BirthGuide walks you through every section covered in this guide. You answer questions about your preferences for pain management, environment, monitoring, pushing, baby care, and backup scenarios. It generates a one-page colour-coded document designed for clinical scanning, a partner cheat sheet for the delivery room, and a personalised hospital bag checklist.

If you are having a planned caesarean, the questionnaire automatically skips the sections that do not apply and asks caesarean-specific questions instead. If you have had a previous caesarean and are planning a vaginal birth, it adds VBAC-specific questions about monitoring and when to move to a caesarean.

Create your birth plan

Frequently asked questions

When should I write my birth plan in Australia?

Between 32 and 36 weeks is ideal. This gives you time to research your options, complete any antenatal education, and discuss your plan with your care team before labour. If you are having a planned caesarean, aim for at least three weeks before your scheduled date.

How long should a birth plan be?

One page. Your midwife or doctor will scan it quickly during a busy shift. Use clear headings, short statements, and colour-coding to make the most important information easy to find. A one-page plan with a separate partner cheat sheet is more effective than a detailed multi-page document.

Is a birth plan legally binding in Australia?

No. A birth plan is a communication tool, not a legal document. However, you have the legal right to informed consent and to refuse treatment at any time. Your birth plan serves as evidence that you communicated your preferences clearly and thought about them in advance.

Should I write a birth plan for a caesarean?

Yes. A caesarean birth plan covers your preferences for the operating theatre, skin-to-skin contact, delayed cord clamping, who is present, and drape options. Having preferences written down means your surgical team can prepare for them rather than guessing on the day.

What if my midwife has never seen my birth plan before?

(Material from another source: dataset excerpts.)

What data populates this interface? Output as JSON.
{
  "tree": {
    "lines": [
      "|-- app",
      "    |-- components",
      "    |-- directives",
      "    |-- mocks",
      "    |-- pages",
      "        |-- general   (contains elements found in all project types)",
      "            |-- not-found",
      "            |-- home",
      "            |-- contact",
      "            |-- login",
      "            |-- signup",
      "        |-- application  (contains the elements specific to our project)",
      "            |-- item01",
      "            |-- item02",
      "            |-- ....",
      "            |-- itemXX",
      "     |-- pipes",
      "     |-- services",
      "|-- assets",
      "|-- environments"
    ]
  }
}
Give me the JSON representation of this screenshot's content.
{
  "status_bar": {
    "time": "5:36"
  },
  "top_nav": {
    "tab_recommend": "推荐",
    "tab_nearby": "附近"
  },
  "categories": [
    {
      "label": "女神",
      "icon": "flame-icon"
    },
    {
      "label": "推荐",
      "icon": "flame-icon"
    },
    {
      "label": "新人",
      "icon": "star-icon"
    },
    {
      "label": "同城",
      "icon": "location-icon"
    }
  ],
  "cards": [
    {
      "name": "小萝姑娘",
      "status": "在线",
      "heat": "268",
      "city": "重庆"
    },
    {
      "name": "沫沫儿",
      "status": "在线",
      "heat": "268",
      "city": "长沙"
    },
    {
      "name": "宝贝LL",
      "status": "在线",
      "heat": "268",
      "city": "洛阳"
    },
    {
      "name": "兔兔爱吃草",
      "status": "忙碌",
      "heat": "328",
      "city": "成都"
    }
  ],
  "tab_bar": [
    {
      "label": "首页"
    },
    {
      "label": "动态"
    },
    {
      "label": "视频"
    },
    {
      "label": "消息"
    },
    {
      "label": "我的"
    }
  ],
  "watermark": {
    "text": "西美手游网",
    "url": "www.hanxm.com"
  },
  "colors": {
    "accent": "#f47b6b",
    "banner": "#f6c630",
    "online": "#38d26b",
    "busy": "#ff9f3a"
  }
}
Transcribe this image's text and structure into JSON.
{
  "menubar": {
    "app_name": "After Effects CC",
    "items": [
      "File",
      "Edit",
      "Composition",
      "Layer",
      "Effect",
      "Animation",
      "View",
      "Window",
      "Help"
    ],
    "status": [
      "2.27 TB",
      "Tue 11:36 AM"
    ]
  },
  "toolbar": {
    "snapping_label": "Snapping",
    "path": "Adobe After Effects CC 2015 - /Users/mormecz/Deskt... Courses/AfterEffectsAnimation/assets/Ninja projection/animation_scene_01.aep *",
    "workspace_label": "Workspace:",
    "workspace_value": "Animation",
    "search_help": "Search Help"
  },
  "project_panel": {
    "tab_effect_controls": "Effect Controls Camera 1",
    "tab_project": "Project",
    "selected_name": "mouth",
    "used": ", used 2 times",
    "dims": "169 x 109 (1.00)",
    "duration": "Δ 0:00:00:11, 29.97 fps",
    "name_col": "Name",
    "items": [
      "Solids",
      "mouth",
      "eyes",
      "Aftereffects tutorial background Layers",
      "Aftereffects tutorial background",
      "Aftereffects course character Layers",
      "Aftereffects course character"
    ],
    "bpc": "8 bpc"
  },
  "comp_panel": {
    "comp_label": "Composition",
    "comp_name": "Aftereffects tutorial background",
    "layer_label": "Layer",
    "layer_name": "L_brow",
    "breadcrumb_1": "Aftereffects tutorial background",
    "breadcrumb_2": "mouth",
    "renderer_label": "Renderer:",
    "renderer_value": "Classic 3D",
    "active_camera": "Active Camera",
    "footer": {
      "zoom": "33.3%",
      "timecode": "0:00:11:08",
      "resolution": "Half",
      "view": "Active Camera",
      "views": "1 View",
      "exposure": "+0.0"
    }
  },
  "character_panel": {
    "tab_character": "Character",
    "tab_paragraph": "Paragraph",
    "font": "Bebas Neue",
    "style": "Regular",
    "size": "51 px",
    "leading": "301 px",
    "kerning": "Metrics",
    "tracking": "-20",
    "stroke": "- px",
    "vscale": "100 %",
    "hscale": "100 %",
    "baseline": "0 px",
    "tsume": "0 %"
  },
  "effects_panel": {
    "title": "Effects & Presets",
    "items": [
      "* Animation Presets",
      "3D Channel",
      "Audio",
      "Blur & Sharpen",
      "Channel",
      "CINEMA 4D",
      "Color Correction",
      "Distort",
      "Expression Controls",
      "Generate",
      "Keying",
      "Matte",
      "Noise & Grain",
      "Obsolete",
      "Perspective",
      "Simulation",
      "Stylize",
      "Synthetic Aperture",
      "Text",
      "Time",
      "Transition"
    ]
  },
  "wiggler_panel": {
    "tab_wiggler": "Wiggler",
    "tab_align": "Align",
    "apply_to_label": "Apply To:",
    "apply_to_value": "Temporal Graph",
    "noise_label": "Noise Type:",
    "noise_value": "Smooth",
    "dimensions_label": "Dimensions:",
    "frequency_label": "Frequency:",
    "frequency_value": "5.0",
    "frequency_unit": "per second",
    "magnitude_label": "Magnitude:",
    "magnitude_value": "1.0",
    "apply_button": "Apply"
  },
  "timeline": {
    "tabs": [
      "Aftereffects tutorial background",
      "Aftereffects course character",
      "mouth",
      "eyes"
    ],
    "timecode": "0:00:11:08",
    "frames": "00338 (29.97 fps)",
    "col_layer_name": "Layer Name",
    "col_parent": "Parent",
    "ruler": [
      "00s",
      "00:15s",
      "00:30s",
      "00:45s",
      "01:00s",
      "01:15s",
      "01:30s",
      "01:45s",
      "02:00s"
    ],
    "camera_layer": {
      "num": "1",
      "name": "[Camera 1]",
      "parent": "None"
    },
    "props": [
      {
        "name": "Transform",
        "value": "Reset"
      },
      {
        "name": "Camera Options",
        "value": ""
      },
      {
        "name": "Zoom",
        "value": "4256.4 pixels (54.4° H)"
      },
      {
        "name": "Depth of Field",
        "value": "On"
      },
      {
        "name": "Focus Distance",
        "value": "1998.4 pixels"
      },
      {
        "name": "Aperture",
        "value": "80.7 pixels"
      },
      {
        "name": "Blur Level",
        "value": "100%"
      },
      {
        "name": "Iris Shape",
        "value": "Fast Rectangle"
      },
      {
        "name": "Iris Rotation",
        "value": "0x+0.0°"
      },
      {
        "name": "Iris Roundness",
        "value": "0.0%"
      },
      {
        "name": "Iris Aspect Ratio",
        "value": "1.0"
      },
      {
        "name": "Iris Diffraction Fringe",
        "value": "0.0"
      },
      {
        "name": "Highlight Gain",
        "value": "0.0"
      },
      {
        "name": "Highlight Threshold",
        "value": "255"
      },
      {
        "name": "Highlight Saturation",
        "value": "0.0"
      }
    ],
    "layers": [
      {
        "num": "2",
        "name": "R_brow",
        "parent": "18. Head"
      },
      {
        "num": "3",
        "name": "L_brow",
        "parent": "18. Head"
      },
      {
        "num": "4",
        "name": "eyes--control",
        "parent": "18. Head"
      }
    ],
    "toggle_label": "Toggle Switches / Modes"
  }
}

This is common in Australian public hospitals, where you meet your birth team for the first time in labour. Your birth plan bridges that gap. A well-formatted, one-page document lets a midwife understand your priorities in seconds. This is exactly the situation birth plans are designed for.

Can I change my mind during labour?

Yes. Your birth plan records your informed preferences at a point in time. You can change any preference at any point during labour. A good birth plan is flexible enough to guide your care team while leaving room for decisions to evolve.

What is the difference between a birth plan and birth preferences?

They are the same thing. “Birth preferences” is increasingly used in Australia because it sounds more flexible than “plan.” Both terms describe a document communicating your wishes for labour and birth. Use whichever term feels right to you.